Regional action plans are coordinated efforts for partners to strategically address marine debris. Due to the complexity of marine debris issues, there is a role for everyone in the implementation of a plan, including the private citizen who picks up litter from our beaches and watersheds as well as governments, industries, non-governmental organizations, and academic institutions that support a wide range of activities like cleanups, research, education, and outreach. Great Lakes action plan documents are available for download below.
This document is the result of a collaborative effort between the NOAA Marine Debris Program and partners in Ontario, Canada and eight U.S. states (IL, IN, MI, MN, NY, OH, PA, WI), and represents a partner-led effort to guide marine debris actions in the Great Lakes for the next five years.

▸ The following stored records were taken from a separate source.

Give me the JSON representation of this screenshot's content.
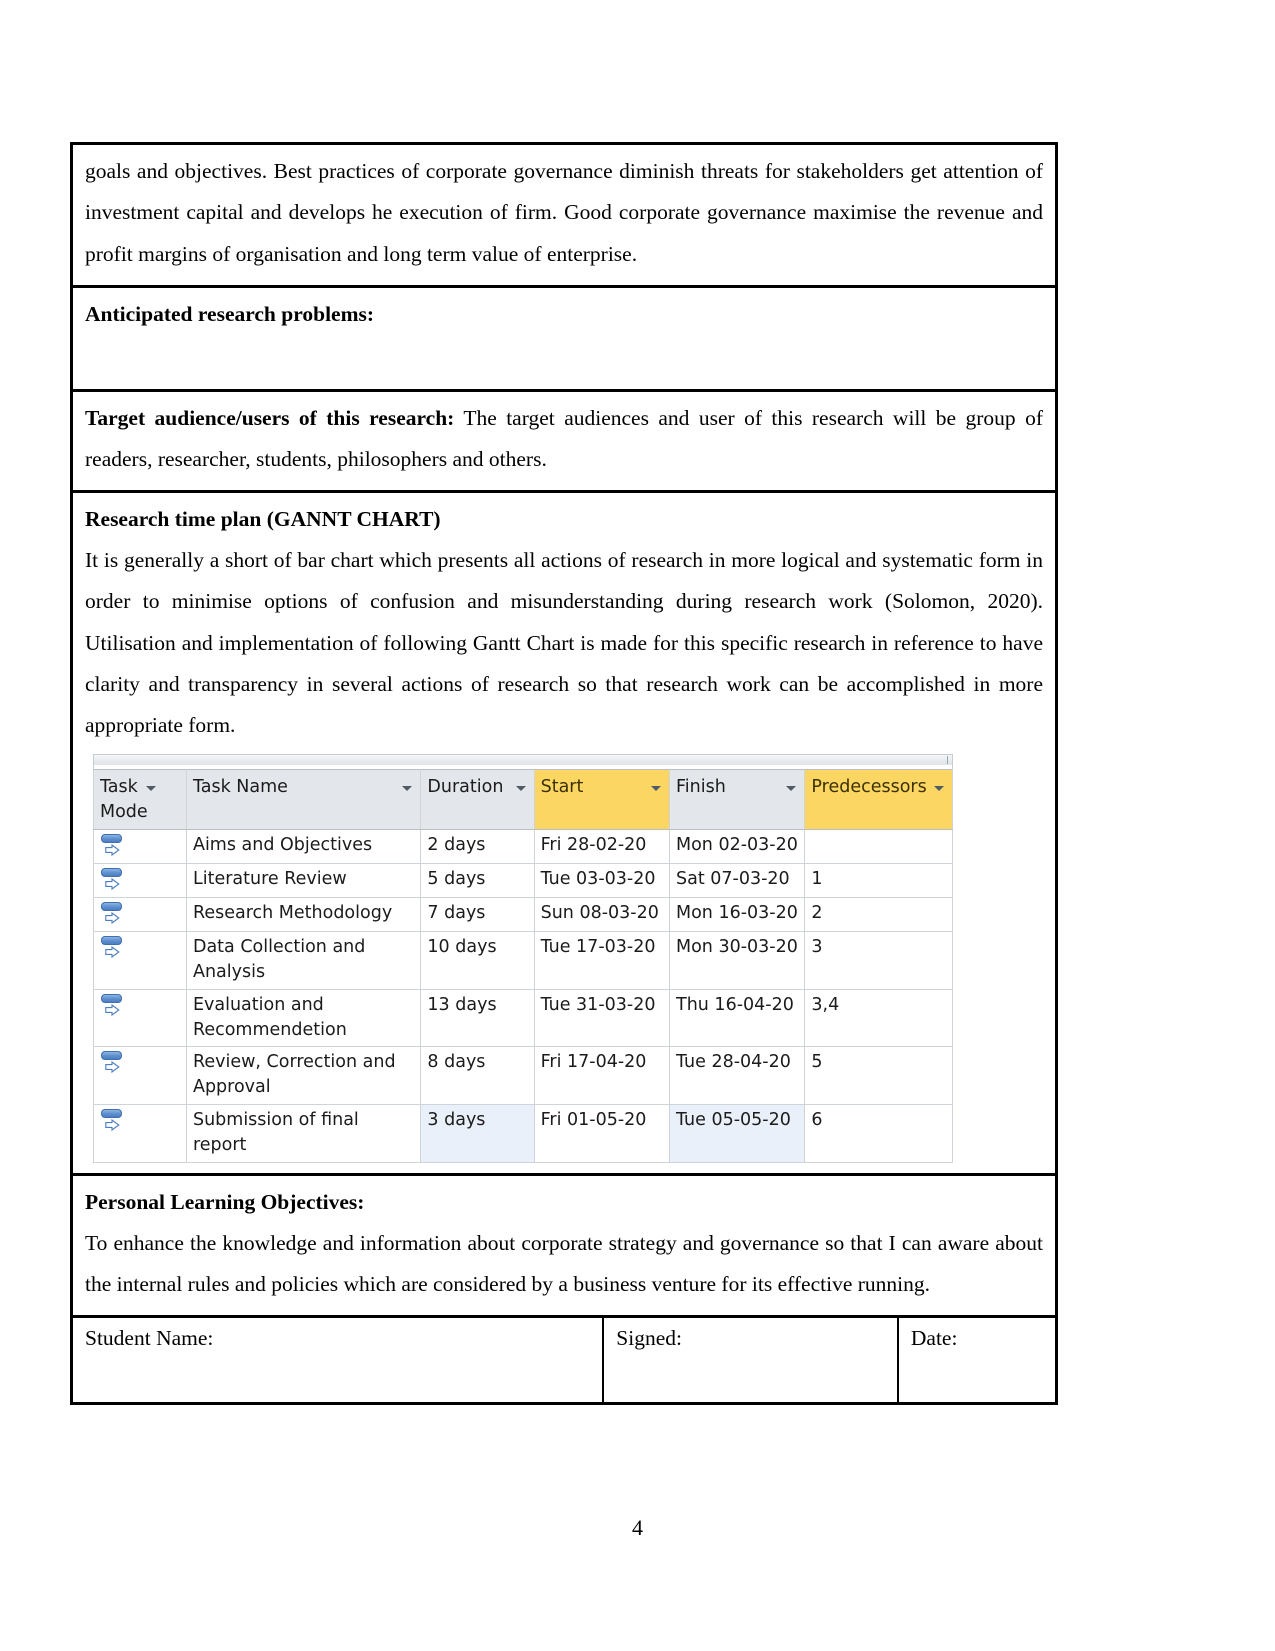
{
  "document": {
    "page_number": "4",
    "sections": {
      "intro_paragraph": "goals and objectives. Best practices of corporate governance diminish threats for stakeholders get attention of investment capital and develops he execution of firm. Good corporate governance maximise the revenue and profit margins of organisation and long term value of enterprise.",
      "anticipated_heading": "Anticipated research problems:",
      "target_audience_heading": "Target audience/users of this research:",
      "target_audience_body": " The target audiences and user of this research will be group of readers, researcher, students, philosophers and others.",
      "research_plan_heading": "Research time plan (GANNT CHART)",
      "research_plan_body": "It is generally a short of bar chart which presents all actions of research in more logical and systematic form in order to minimise options of confusion and misunderstanding during research work (Solomon, 2020). Utilisation and implementation of following Gantt Chart is made for this specific research in reference to have clarity and transparency in several actions of research so that research work can be accomplished in more appropriate form.",
      "personal_objectives_heading": "Personal Learning Objectives:",
      "personal_objectives_body": "To enhance the knowledge and information about corporate strategy and governance so that I can aware about the internal rules and policies which are considered by a business venture for its effective running."
    },
    "signature_row": {
      "student_name_label": "Student Name:",
      "signed_label": "Signed:",
      "date_label": "Date:"
    }
  },
  "chart_data": {
    "type": "table",
    "title": "Research time plan (GANNT CHART)",
    "columns": [
      "Task Mode",
      "Task Name",
      "Duration",
      "Start",
      "Finish",
      "Predecessors"
    ],
    "highlighted_columns": [
      "Start",
      "Predecessors"
    ],
    "rows": [
      {
        "task_mode": "manually-scheduled-task-icon",
        "name": "Aims and Objectives",
        "duration": "2 days",
        "start": "Fri 28-02-20",
        "finish": "Mon 02-03-20",
        "predecessors": ""
      },
      {
        "task_mode": "manually-scheduled-task-icon",
        "name": "Literature Review",
        "duration": "5 days",
        "start": "Tue 03-03-20",
        "finish": "Sat 07-03-20",
        "predecessors": "1"
      },
      {
        "task_mode": "manually-scheduled-task-icon",
        "name": "Research Methodology",
        "duration": "7 days",
        "start": "Sun 08-03-20",
        "finish": "Mon 16-03-20",
        "predecessors": "2"
      },
      {
        "task_mode": "manually-scheduled-task-icon",
        "name": "Data Collection and Analysis",
        "duration": "10 days",
        "start": "Tue 17-03-20",
        "finish": "Mon 30-03-20",
        "predecessors": "3"
      },
      {
        "task_mode": "manually-scheduled-task-icon",
        "name": "Evaluation and Recommendetion",
        "duration": "13 days",
        "start": "Tue 31-03-20",
        "finish": "Thu 16-04-20",
        "predecessors": "3,4"
      },
      {
        "task_mode": "manually-scheduled-task-icon",
        "name": "Review, Correction and Approval",
        "duration": "8 days",
        "start": "Fri 17-04-20",
        "finish": "Tue 28-04-20",
        "predecessors": "5"
      },
      {
        "task_mode": "manually-scheduled-task-icon",
        "name": "Submission of final report",
        "duration": "3 days",
        "start": "Fri 01-05-20",
        "finish": "Tue 05-05-20",
        "predecessors": "6"
      }
    ],
    "colors": {
      "header_background": "#e3e7eb",
      "header_highlight": "#fcd662",
      "grid_line": "#cfd4d9",
      "selected_cell": "#eaf0fa",
      "task_icon_blue": "#5d8fd0"
    }
  }
}
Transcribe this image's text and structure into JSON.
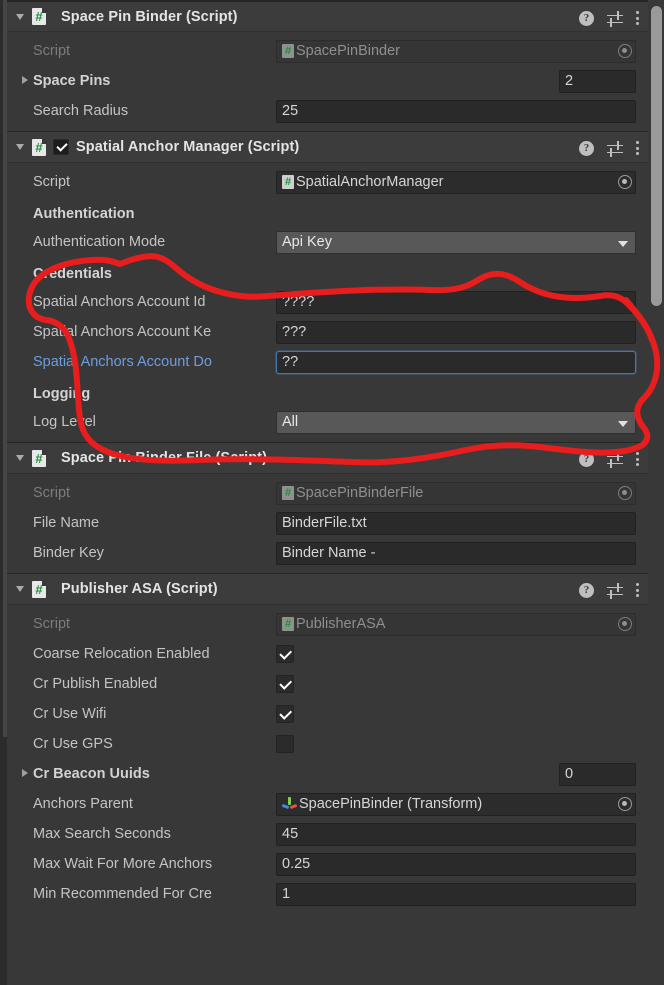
{
  "theme": {
    "panel_bg": "#383838",
    "header_bg": "#3c3c3c",
    "field_bg": "#2a2a2a",
    "dropdown_bg": "#585858",
    "label": "#c4c4c4",
    "label_dim": "#7c7c7c",
    "label_link": "#6c9ede",
    "focus_border": "#4477ab",
    "annotation": "#e81d1d",
    "script_icon_green": "#1f8f3c"
  },
  "icons": {
    "foldout_open": "chevron-down-icon",
    "foldout_closed": "chevron-right-icon",
    "script": "csharp-script-icon",
    "help": "help-icon",
    "preset": "preset-sliders-icon",
    "menu": "more-options-icon",
    "picker": "object-picker-icon",
    "transform": "transform-gizmo-icon",
    "dropdown": "chevron-down-icon"
  },
  "components": [
    {
      "name": "Space Pin Binder (Script)",
      "expanded": true,
      "has_enable_checkbox": false,
      "rows": [
        {
          "kind": "objref",
          "label": "Script",
          "label_style": "dim",
          "value": "SpacePinBinder",
          "icon": "csharp-script-icon",
          "disabled": true,
          "picker": true
        },
        {
          "kind": "arraysize",
          "label": "Space Pins",
          "label_style": "bold",
          "value": "2",
          "foldout": "chevron-right-icon"
        },
        {
          "kind": "text",
          "label": "Search Radius",
          "value": "25"
        }
      ]
    },
    {
      "name": "Spatial Anchor Manager (Script)",
      "expanded": true,
      "has_enable_checkbox": true,
      "enabled": true,
      "rows": [
        {
          "kind": "objref",
          "label": "Script",
          "value": "SpatialAnchorManager",
          "icon": "csharp-script-icon",
          "disabled": false,
          "picker": true
        },
        {
          "kind": "section",
          "label": "Authentication"
        },
        {
          "kind": "dropdown",
          "label": "Authentication Mode",
          "value": "Api Key"
        },
        {
          "kind": "section",
          "label": "Credentials"
        },
        {
          "kind": "text",
          "label": "Spatial Anchors Account Id",
          "value": "????"
        },
        {
          "kind": "text",
          "label": "Spatial Anchors Account Ke",
          "value": "???"
        },
        {
          "kind": "text",
          "label": "Spatial Anchors Account Do",
          "label_style": "linked",
          "value": "??",
          "focused": true
        },
        {
          "kind": "section",
          "label": "Logging"
        },
        {
          "kind": "dropdown",
          "label": "Log Level",
          "value": "All"
        }
      ]
    },
    {
      "name": "Space Pin Binder File (Script)",
      "expanded": true,
      "has_enable_checkbox": false,
      "rows": [
        {
          "kind": "objref",
          "label": "Script",
          "label_style": "dim",
          "value": "SpacePinBinderFile",
          "icon": "csharp-script-icon",
          "disabled": true,
          "picker": true
        },
        {
          "kind": "text",
          "label": "File Name",
          "value": "BinderFile.txt"
        },
        {
          "kind": "text",
          "label": "Binder Key",
          "value": "Binder Name -"
        }
      ]
    },
    {
      "name": "Publisher ASA (Script)",
      "expanded": true,
      "has_enable_checkbox": false,
      "rows": [
        {
          "kind": "objref",
          "label": "Script",
          "label_style": "dim",
          "value": "PublisherASA",
          "icon": "csharp-script-icon",
          "disabled": true,
          "picker": true
        },
        {
          "kind": "checkbox",
          "label": "Coarse Relocation Enabled",
          "checked": true
        },
        {
          "kind": "checkbox",
          "label": "Cr Publish Enabled",
          "checked": true
        },
        {
          "kind": "checkbox",
          "label": "Cr Use Wifi",
          "checked": true
        },
        {
          "kind": "checkbox",
          "label": "Cr Use GPS",
          "checked": false
        },
        {
          "kind": "arraysize",
          "label": "Cr Beacon Uuids",
          "label_style": "bold",
          "value": "0",
          "foldout": "chevron-right-icon"
        },
        {
          "kind": "objref",
          "label": "Anchors Parent",
          "value": "SpacePinBinder (Transform)",
          "icon": "transform-gizmo-icon",
          "disabled": false,
          "picker": true
        },
        {
          "kind": "text",
          "label": "Max Search Seconds",
          "value": "45"
        },
        {
          "kind": "text",
          "label": "Max Wait For More Anchors",
          "value": "0.25"
        },
        {
          "kind": "text",
          "label": "Min Recommended For Cre",
          "value": "1"
        }
      ]
    }
  ],
  "annotation": {
    "shape": "freehand-ellipse-loop",
    "color": "#e81d1d",
    "encircles": "Credentials fields of Spatial Anchor Manager"
  },
  "scrollbar": {
    "visible": true,
    "position": "right"
  }
}
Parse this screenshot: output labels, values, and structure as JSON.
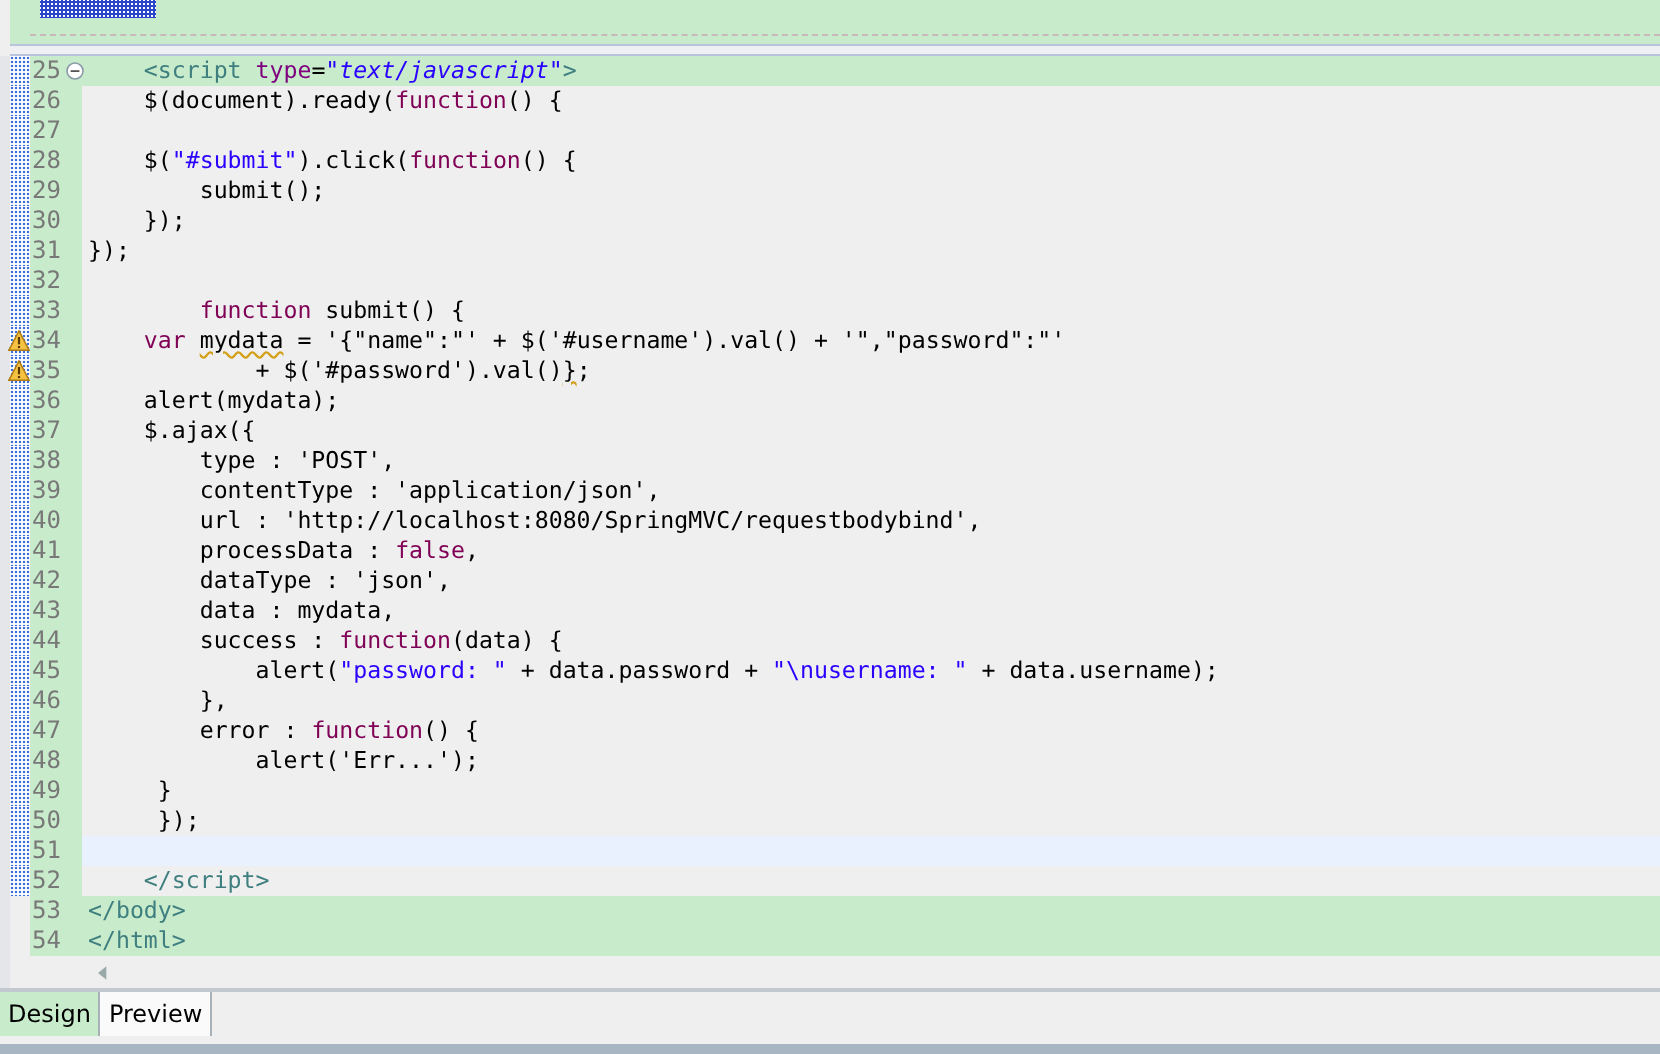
{
  "editor": {
    "lines": [
      {
        "number": "25",
        "changed": true,
        "highlighted": true,
        "current": false,
        "warning": false,
        "foldable": true,
        "tokens": [
          {
            "kind": "tag",
            "text": "    <script "
          },
          {
            "kind": "attr",
            "text": "type"
          },
          {
            "kind": "plain",
            "text": "="
          },
          {
            "kind": "value",
            "text": "\"text/javascript\""
          },
          {
            "kind": "tag",
            "text": ">"
          }
        ]
      },
      {
        "number": "26",
        "changed": true,
        "highlighted": false,
        "current": false,
        "warning": false,
        "foldable": false,
        "tokens": [
          {
            "kind": "plain",
            "text": "    $(document).ready("
          },
          {
            "kind": "keyword",
            "text": "function"
          },
          {
            "kind": "plain",
            "text": "() {"
          }
        ]
      },
      {
        "number": "27",
        "changed": true,
        "highlighted": false,
        "current": false,
        "warning": false,
        "foldable": false
      },
      {
        "number": "28",
        "changed": true,
        "highlighted": false,
        "current": false,
        "warning": false,
        "foldable": false,
        "tokens": [
          {
            "kind": "plain",
            "text": "    $("
          },
          {
            "kind": "string",
            "text": "\"#submit\""
          },
          {
            "kind": "plain",
            "text": ").click("
          },
          {
            "kind": "keyword",
            "text": "function"
          },
          {
            "kind": "plain",
            "text": "() {"
          }
        ]
      },
      {
        "number": "29",
        "changed": true,
        "highlighted": false,
        "current": false,
        "warning": false,
        "foldable": false,
        "tokens": [
          {
            "kind": "plain",
            "text": "        submit();"
          }
        ]
      },
      {
        "number": "30",
        "changed": true,
        "highlighted": false,
        "current": false,
        "warning": false,
        "foldable": false,
        "tokens": [
          {
            "kind": "plain",
            "text": "    });"
          }
        ]
      },
      {
        "number": "31",
        "changed": true,
        "highlighted": false,
        "current": false,
        "warning": false,
        "foldable": false,
        "tokens": [
          {
            "kind": "plain",
            "text": "});"
          }
        ]
      },
      {
        "number": "32",
        "changed": true,
        "highlighted": false,
        "current": false,
        "warning": false,
        "foldable": false
      },
      {
        "number": "33",
        "changed": true,
        "highlighted": false,
        "current": false,
        "warning": false,
        "foldable": false,
        "tokens": [
          {
            "kind": "keyword",
            "text": "        function"
          },
          {
            "kind": "plain",
            "text": " submit() {"
          }
        ]
      },
      {
        "number": "34",
        "changed": true,
        "highlighted": false,
        "current": false,
        "warning": true,
        "foldable": false,
        "tokens": [
          {
            "kind": "keyword",
            "text": "    var "
          },
          {
            "kind": "warn",
            "text": "mydata"
          },
          {
            "kind": "plain",
            "text": " = '{\"name\":\"' + $('#username').val() + '\",\"password\":\"'"
          }
        ]
      },
      {
        "number": "35",
        "changed": true,
        "highlighted": false,
        "current": false,
        "warning": true,
        "foldable": false,
        "tokens": [
          {
            "kind": "plain",
            "text": "            + $('#password').val()"
          },
          {
            "kind": "warn",
            "text": "}"
          },
          {
            "kind": "plain",
            "text": ";"
          }
        ]
      },
      {
        "number": "36",
        "changed": true,
        "highlighted": false,
        "current": false,
        "warning": false,
        "foldable": false,
        "tokens": [
          {
            "kind": "plain",
            "text": "    alert(mydata);"
          }
        ]
      },
      {
        "number": "37",
        "changed": true,
        "highlighted": false,
        "current": false,
        "warning": false,
        "foldable": false,
        "tokens": [
          {
            "kind": "plain",
            "text": "    $.ajax({"
          }
        ]
      },
      {
        "number": "38",
        "changed": true,
        "highlighted": false,
        "current": false,
        "warning": false,
        "foldable": false,
        "tokens": [
          {
            "kind": "plain",
            "text": "        type : 'POST',"
          }
        ]
      },
      {
        "number": "39",
        "changed": true,
        "highlighted": false,
        "current": false,
        "warning": false,
        "foldable": false,
        "tokens": [
          {
            "kind": "plain",
            "text": "        contentType : 'application/json',"
          }
        ]
      },
      {
        "number": "40",
        "changed": true,
        "highlighted": false,
        "current": false,
        "warning": false,
        "foldable": false,
        "tokens": [
          {
            "kind": "plain",
            "text": "        url : 'http://localhost:8080/SpringMVC/requestbodybind',"
          }
        ]
      },
      {
        "number": "41",
        "changed": true,
        "highlighted": false,
        "current": false,
        "warning": false,
        "foldable": false,
        "tokens": [
          {
            "kind": "plain",
            "text": "        processData : "
          },
          {
            "kind": "keyword",
            "text": "false"
          },
          {
            "kind": "plain",
            "text": ","
          }
        ]
      },
      {
        "number": "42",
        "changed": true,
        "highlighted": false,
        "current": false,
        "warning": false,
        "foldable": false,
        "tokens": [
          {
            "kind": "plain",
            "text": "        dataType : 'json',"
          }
        ]
      },
      {
        "number": "43",
        "changed": true,
        "highlighted": false,
        "current": false,
        "warning": false,
        "foldable": false,
        "tokens": [
          {
            "kind": "plain",
            "text": "        data : mydata,"
          }
        ]
      },
      {
        "number": "44",
        "changed": true,
        "highlighted": false,
        "current": false,
        "warning": false,
        "foldable": false,
        "tokens": [
          {
            "kind": "plain",
            "text": "        success : "
          },
          {
            "kind": "keyword",
            "text": "function"
          },
          {
            "kind": "plain",
            "text": "(data) {"
          }
        ]
      },
      {
        "number": "45",
        "changed": true,
        "highlighted": false,
        "current": false,
        "warning": false,
        "foldable": false,
        "tokens": [
          {
            "kind": "plain",
            "text": "            alert("
          },
          {
            "kind": "string",
            "text": "\"password: \""
          },
          {
            "kind": "plain",
            "text": " + data.password + "
          },
          {
            "kind": "string",
            "text": "\"\\nusername: \""
          },
          {
            "kind": "plain",
            "text": " + data.username);"
          }
        ]
      },
      {
        "number": "46",
        "changed": true,
        "highlighted": false,
        "current": false,
        "warning": false,
        "foldable": false,
        "tokens": [
          {
            "kind": "plain",
            "text": "        },"
          }
        ]
      },
      {
        "number": "47",
        "changed": true,
        "highlighted": false,
        "current": false,
        "warning": false,
        "foldable": false,
        "tokens": [
          {
            "kind": "plain",
            "text": "        error : "
          },
          {
            "kind": "keyword",
            "text": "function"
          },
          {
            "kind": "plain",
            "text": "() {"
          }
        ]
      },
      {
        "number": "48",
        "changed": true,
        "highlighted": false,
        "current": false,
        "warning": false,
        "foldable": false,
        "tokens": [
          {
            "kind": "plain",
            "text": "            alert('Err...');"
          }
        ]
      },
      {
        "number": "49",
        "changed": true,
        "highlighted": false,
        "current": false,
        "warning": false,
        "foldable": false,
        "tokens": [
          {
            "kind": "plain",
            "text": "     }"
          }
        ]
      },
      {
        "number": "50",
        "changed": true,
        "highlighted": false,
        "current": false,
        "warning": false,
        "foldable": false,
        "tokens": [
          {
            "kind": "plain",
            "text": "     });"
          }
        ]
      },
      {
        "number": "51",
        "changed": true,
        "highlighted": false,
        "current": true,
        "warning": false,
        "foldable": false
      },
      {
        "number": "52",
        "changed": true,
        "highlighted": false,
        "current": false,
        "warning": false,
        "foldable": false,
        "tokens": [
          {
            "kind": "tag",
            "text": "    </script>"
          }
        ]
      },
      {
        "number": "53",
        "changed": false,
        "highlighted": true,
        "current": false,
        "warning": false,
        "foldable": false,
        "tokens": [
          {
            "kind": "tag",
            "text": "</body>"
          }
        ]
      },
      {
        "number": "54",
        "changed": false,
        "highlighted": true,
        "current": false,
        "warning": false,
        "foldable": false,
        "tokens": [
          {
            "kind": "tag",
            "text": "</html>"
          }
        ]
      }
    ]
  },
  "tabs": [
    {
      "label": "Design",
      "selected": true
    },
    {
      "label": "Preview",
      "selected": false
    }
  ]
}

The Accomplishments Report documents the many actions taken over the five years of the Plan to reduce the impacts of marine debris in the Great Lakes. Through collaborative efforts, the Great Lakes marine debris community made great strides to address marine debris, completing 34 actions and continuing work on 17 additional actions. In total, 180,062 people were educated on the topic during 711 events and approximately 306,665 pounds of debris were removed by volunteers.
The Honolulu Strategy is a framework for a comprehensive and global effort to reduce the ecological, human health, and economic impacts of marine debris. It is intended for use as a planning tool, common frame of reference for collaboration, and a monitoring tool on multiple levels—global, regional, national, and local—involving the full spectrum of civil society, government and intergovernmental organizations, and the private sector.